Vodafone tax debacle under scrutiny again

Vodafone’s tax habits have come under more scrutiny, this time by Dutch authorities.

The Dutch have now filed a formal application to the Indian finance ministry under the mutual agreement procedure (MAP) in relation to the move by Indian authorities to have Vodafone International Holdings – part of Vodafone Group- pay tax on its 2007 acquisition of a majority stake in Hutchison Essar Ltd.

It says the tax issues are inconsistent with the provisions of the India-Dutch tax treaty, according to a government source familiar with the development.

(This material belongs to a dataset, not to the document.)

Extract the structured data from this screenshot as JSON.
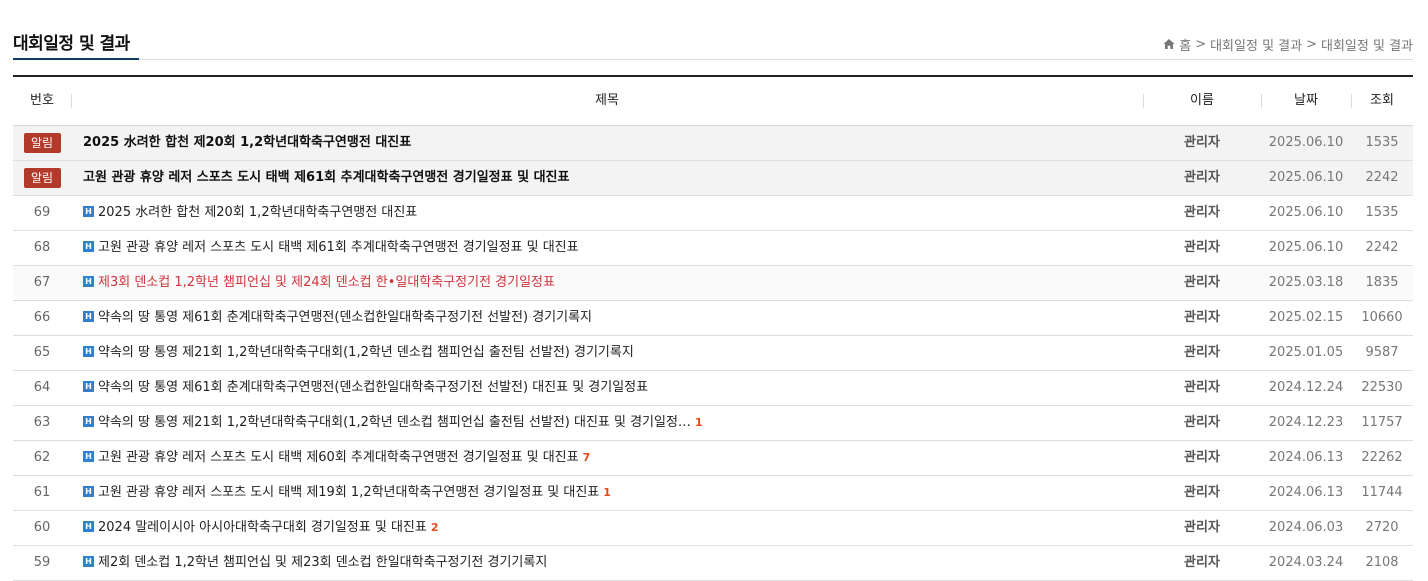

The Dutch authorities  informally asked the government about invoking MAP in this case a few weeks ago. MAP entitles the competent authority of a country to take up tax disputes on behalf of its taxpayer, with the revenue authorities of the country where the tax payer is facing tax litigation.

In the case of $11 billion Hutch-Vodafone deal, the payment was made by a Netherlands arm of the United Kingdom headquartered Vodafone group.

The income tax department is seeking to recover the capital gains taxes from Vodafone for failing to deduct tax before making payment of $11 billion to Hutchison for acquiring a 67 percent stake in Indian telecom company Hutchison Essar (now renamed Vodafone Essar).

Indian courts have twice rejected Vodafone’s writ petition to dismiss the tax case. The Bombay High Court ruled a couple of months ago that Vodafone acquired an Indian asset and should have deducted tax at source on its payment to Hutchinson.

In October  it was suggested by Private Eye that Vodafone bought a German engineering company called Mannesmann for €180bn so it could use it to avoid paying tax. This move allegedly fell foul of British anti-tax avoidance laws. 

HMRC allegedly decided to give the company a way out, and allegedly let Vodafone off with at least £6 billion.

Vodafone agreed a tax settlement of £1.25 billion in July to resolve the long-running dispute. It said it has met all its tax obligations and had never received a bill for £6 billion, calling the figure “misleading”.